"Oh, Janet! Shame on you!" Penny cried furiously.

"Where is the maid now, Captain Strawn?" Dundee asked. "I haven't seen her yet—"

"Because she's in her room in the basement, Bonnie," Strawn answered. "Sort of forgot about her, didn't you?" and he chuckled at the younger man's discomfiture. "But I got her story out of her, you bet! Nothing to it, though. One of my boys—Collins, it was—found her in that short, dark hall that runs between the Selim woman's bedroom and the kitchen. Sicker'n a pup she was; it was a mess. Said she'd—"

"I'd better have her up and question her, if she's well enough," Dundee interrupted, as tactfully as possible. "It seems that she had an abscessed tooth out today, with gas and a local anesthetic.... Now, Miss Raymond, will you tell me exactly what you meant by saying it must have been Lydia who killed her mistress?"

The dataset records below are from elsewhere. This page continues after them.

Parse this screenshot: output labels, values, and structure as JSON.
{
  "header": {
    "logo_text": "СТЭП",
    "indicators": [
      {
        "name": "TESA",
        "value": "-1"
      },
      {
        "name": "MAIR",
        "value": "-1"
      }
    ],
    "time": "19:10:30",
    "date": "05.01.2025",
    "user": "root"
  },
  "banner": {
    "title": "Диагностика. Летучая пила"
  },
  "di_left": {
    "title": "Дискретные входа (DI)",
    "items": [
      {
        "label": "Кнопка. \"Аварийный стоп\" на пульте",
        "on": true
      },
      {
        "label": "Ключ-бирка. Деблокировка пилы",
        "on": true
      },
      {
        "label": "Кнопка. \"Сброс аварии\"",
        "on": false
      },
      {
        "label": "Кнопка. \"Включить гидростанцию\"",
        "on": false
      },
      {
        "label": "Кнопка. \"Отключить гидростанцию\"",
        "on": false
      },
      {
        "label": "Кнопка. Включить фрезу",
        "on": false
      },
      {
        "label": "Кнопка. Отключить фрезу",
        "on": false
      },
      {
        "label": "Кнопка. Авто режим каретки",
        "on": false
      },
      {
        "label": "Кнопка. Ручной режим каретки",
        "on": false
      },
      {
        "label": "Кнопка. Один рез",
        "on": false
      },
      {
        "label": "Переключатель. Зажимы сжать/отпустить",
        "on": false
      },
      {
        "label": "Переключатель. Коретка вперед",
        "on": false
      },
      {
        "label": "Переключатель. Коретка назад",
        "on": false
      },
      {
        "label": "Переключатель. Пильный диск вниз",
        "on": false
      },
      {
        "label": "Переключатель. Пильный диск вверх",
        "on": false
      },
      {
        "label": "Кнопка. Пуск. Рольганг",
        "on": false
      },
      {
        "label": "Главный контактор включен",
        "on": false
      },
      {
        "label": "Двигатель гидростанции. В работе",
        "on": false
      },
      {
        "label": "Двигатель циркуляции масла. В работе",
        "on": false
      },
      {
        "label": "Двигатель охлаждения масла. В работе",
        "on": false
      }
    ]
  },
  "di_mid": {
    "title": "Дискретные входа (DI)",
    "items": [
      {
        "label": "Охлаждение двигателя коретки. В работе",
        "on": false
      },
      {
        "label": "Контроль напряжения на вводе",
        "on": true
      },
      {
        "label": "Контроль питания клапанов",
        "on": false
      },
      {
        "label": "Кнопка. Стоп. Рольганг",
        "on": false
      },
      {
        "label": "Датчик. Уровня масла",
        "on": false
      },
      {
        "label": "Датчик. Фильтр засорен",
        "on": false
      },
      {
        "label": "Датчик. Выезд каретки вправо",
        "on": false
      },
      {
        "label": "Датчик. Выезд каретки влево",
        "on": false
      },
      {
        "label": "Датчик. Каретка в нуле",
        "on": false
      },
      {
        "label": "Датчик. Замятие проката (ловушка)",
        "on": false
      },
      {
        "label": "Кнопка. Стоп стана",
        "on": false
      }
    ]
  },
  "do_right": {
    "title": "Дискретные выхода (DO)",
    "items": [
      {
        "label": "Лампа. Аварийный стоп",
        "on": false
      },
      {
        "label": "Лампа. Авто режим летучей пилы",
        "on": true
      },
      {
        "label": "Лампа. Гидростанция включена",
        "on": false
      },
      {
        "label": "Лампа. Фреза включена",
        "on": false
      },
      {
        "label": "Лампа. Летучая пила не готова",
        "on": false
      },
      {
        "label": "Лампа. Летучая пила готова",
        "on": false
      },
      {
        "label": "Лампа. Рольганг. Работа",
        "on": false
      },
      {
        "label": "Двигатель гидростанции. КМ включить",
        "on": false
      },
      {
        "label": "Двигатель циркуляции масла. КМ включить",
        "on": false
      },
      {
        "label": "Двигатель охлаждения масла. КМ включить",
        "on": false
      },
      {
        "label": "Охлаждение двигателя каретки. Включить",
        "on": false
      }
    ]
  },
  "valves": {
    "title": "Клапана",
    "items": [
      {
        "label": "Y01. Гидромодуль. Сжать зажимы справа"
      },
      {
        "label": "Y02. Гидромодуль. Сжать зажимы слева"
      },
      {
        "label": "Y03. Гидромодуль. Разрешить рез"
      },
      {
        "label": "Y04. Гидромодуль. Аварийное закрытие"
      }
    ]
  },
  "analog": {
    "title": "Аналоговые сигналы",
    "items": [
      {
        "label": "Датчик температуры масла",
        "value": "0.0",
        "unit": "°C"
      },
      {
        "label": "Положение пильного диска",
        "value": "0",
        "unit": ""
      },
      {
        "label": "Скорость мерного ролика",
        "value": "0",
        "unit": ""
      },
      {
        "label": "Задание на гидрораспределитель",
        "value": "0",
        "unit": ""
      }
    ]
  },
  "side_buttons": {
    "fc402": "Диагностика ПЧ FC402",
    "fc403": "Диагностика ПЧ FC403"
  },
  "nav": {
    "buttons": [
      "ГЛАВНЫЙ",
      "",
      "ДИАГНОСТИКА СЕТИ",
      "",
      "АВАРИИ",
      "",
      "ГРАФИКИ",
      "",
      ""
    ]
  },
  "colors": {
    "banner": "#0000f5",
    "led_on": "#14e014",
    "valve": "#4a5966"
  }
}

"I certainly will!" the red-haired girl cried defiantly. "What I can't see is why Tracey and Lois and Dex—Mr. Sprague—didn't think of it, too. It's as plain as—"

"Yes, as the nose on my face," Dundee cut in grimly, but with a glance at Strawn. "Just stick to the facts, however, Miss Raymond, and maybe we can all agree with you."

"Well, when Mr. Sprague and I went into the dining room, there were Lois and Tracey cutting up like a couple of children," Janet began, determined to take her time. "When they saw us, Lois said: 'Good Lord, Tracey! Get busy! Or your job as bartender will be taken away from you,' and Tracey began to shake cocktails at the sideboard—"

"Guess I'd better tell it, Janet, for what it's worth," Lois cut in impatiently. "It's nothing more nor less than that I had to ring twice for poor Lydia before she came," she explained to Dundee. "Tracey is full of original ideas about cocktails, and wanted some sort of bitters. He was going to shout for Lydia, but I stepped on the button under the dining table, and the poor thing—in the basement nursing her jaw, probably—didn't hear. Tracey and I got to kidding, as Janet says, and had scarcely noticed how long Lydia was in coming. I rang again, and she came.... That's all!"

"That isn't all!" Janet denied angrily. "I was there when Lydia came in, and she was looking white as a ghost—except for her swollen jaw. What's more, she acted so dumb Tracey had to tell her twice what he wanted.... And then she said Nita didn't have any of those bitters anyway."

"An open-and-shut case against poor Lydia!" Penny Crain broke in derisively. "Go pluck daisies, Janet! You'd be of a lot more help!"